You are viewing a plain text version of this content. The canonical link for it is here.
Posted to user@cassandra.apache.org by David Ward <da...@shareablee.com> on 2013/08/05 06:57:43 UTC

Better to have lower or greater cardinality for partition key in CQL3?

Hello,
     Was curious what people had found to be better for
structuring/modeling data into C*?   With my data I have two primary
keys, one 64 bit int thats 0 - 50 million ( its unlikely to go higher
then 70 million ever ) and another 64 bit that's probably close to
hitting a trillion in the next year or so.   Looking at how the data
is going to behave, for the first few months each row/record will be
updated but after that its practically written in stone.  Still I was
leaning toward leveled compaction as it gets updated anywhere from
once an hour to at least once a day for the first 7 days.

So from anyones experience, is it better to use a low cardinality
partition key or a high cardinality.   Additionally data organized by
the low cardinality set is probably 1-6B ( and growing ) but the high
cardinality would be 1-6MB only 2-3x a year.


Thanks,
   Dave


new high cardinality keys in 1 year ~15,768,00,000
new low cardinality keys in 1 year = 10,000-30,000

low cardinality key set size ~1-6GB
high cardinality key set size 1-5MB

Re: Better to have lower or greater cardinality for partition key in CQL3?

Posted by Aaron Morton <aa...@thelastpickle.com>.
> So from anyones experience, is it better to use a low cardinality
> partition key or a high cardinality.
IMHO go with whatever best supports the read paths. They all get 
If you have lots (e.g. north of 1 billion) rows per node there are extra considerations that come into play. Cassandra 1.2 helps a lot with the bloom filters and compression meta off heap. Basically you may need to pay more attention to memory usage at that scale. 

This is one place for the LCS can help. It allows you to have a higher bloom filter FP chance, which results in a lower memory overhead for a given number of rows. Remember that LCS uses roughly twice the IO though, so make sure you can handle the throughput. 
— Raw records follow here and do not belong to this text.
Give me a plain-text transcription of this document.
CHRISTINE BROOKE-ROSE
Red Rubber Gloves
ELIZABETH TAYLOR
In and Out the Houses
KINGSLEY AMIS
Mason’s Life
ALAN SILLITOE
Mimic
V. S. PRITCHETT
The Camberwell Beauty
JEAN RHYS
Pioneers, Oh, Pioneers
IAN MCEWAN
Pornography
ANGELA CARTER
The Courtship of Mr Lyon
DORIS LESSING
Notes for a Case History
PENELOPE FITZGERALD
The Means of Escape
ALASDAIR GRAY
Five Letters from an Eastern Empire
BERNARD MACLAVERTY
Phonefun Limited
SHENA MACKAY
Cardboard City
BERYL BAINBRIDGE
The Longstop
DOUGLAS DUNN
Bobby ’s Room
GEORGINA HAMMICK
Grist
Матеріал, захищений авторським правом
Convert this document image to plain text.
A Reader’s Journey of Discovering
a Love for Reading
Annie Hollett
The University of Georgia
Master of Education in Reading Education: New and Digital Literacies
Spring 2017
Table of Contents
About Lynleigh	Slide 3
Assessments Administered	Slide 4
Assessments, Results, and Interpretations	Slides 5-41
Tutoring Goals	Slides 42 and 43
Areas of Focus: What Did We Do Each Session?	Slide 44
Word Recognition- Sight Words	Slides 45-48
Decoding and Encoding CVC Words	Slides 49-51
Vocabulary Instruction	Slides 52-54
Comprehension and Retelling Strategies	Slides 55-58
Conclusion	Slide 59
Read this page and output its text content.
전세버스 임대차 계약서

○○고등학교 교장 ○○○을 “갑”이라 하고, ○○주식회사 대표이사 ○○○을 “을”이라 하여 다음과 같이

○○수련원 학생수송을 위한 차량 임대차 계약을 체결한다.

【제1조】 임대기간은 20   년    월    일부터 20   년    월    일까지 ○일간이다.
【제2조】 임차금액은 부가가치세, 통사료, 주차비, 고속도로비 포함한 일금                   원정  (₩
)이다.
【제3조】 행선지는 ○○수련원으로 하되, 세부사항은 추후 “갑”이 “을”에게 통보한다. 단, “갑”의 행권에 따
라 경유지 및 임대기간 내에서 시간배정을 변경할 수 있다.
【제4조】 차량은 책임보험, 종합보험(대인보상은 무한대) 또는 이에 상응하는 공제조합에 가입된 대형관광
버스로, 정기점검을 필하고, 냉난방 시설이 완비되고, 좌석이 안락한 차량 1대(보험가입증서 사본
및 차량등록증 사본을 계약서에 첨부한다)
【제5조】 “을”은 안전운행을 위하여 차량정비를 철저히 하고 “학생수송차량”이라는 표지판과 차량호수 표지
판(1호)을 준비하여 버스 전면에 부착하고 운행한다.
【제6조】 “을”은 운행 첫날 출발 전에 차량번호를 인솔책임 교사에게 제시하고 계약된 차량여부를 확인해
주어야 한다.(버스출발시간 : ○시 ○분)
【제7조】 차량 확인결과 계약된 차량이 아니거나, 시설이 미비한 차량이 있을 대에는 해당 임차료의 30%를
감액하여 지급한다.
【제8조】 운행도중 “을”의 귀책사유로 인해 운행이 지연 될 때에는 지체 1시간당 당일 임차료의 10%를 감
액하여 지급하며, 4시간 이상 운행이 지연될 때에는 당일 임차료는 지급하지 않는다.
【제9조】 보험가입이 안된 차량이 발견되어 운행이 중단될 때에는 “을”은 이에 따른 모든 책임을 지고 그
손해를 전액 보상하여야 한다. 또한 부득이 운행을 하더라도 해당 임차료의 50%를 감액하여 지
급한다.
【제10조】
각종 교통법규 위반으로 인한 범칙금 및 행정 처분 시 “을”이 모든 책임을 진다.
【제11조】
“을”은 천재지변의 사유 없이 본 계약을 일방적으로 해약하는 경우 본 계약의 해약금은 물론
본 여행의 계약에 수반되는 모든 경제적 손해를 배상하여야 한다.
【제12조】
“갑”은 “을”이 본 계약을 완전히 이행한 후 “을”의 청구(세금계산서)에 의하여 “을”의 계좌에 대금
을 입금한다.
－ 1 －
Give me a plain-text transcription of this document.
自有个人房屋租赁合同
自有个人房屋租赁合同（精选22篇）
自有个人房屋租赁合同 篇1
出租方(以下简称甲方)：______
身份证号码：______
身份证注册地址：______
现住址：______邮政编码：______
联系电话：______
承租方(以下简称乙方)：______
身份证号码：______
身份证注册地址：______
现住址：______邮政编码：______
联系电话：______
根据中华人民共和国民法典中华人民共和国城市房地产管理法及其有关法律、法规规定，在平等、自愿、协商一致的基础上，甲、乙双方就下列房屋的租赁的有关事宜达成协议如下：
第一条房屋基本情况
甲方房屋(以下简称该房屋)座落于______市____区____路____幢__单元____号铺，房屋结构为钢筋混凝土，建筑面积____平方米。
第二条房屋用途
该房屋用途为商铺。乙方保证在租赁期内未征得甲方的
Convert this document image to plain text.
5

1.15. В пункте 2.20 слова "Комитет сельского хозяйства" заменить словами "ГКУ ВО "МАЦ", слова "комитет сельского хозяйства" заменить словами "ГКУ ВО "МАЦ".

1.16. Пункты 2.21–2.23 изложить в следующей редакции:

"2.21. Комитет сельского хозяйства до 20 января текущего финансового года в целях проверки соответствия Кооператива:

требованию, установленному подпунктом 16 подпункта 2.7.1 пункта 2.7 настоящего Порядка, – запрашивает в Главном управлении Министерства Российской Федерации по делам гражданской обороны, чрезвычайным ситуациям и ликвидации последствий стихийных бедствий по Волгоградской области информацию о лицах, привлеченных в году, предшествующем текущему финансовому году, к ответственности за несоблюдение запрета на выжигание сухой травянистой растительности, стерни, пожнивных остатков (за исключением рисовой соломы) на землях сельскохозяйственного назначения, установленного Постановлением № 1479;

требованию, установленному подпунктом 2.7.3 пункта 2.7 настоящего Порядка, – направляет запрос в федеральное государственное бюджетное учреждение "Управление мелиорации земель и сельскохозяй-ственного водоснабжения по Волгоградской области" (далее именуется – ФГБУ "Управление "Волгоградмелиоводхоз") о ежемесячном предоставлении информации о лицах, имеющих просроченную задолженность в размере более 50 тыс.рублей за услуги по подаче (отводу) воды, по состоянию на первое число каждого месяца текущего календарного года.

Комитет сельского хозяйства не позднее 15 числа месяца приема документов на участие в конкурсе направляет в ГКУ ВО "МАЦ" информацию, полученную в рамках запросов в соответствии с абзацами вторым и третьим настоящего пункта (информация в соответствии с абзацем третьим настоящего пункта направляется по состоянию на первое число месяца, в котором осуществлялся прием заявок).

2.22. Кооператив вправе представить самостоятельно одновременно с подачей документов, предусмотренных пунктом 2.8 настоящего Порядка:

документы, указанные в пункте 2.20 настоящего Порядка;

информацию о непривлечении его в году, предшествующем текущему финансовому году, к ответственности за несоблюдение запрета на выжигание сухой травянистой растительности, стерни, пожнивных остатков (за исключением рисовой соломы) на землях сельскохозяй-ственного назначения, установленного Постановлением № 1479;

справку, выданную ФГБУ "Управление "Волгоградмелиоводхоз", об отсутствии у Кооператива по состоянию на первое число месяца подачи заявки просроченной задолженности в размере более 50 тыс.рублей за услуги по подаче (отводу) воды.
Otherwise your update workflow sounds is a perfect match for Size Tiered compaction.   

Hope that helps.

-----------------
Aaron Morton
Cassandra Consultant
New Zealand

@aaronmorton
http://www.thelastpickle.com

On 5/08/2013, at 4:57 PM, David Ward <da...@shareablee.com> wrote:

> Hello,
>     Was curious what people had found to be better for
> structuring/modeling data into C*?   With my data I have two primary
> keys, one 64 bit int thats 0 - 50 million ( its unlikely to go higher
> then 70 million ever ) and another 64 bit that's probably close to
> hitting a trillion in the next year or so.   Looking at how the data
> is going to behave, for the first few months each row/record will be
> updated but after that its practically written in stone.  Still I was
> leaning toward leveled compaction as it gets updated anywhere from
> once an hour to at least once a day for the first 7 days.
> 
> So from anyones experience, is it better to use a low cardinality
> partition key or a high cardinality.   Additionally data organized by
> the low cardinality set is probably 1-6B ( and growing ) but the high
> cardinality would be 1-6MB only 2-3x a year.
> 
> 
> Thanks,
>   Dave
> 
> 
> new high cardinality keys in 1 year ~15,768,00,000
> new low cardinality keys in 1 year = 10,000-30,000
> 
> low cardinality key set size ~1-6GB
> high cardinality key set size 1-5MB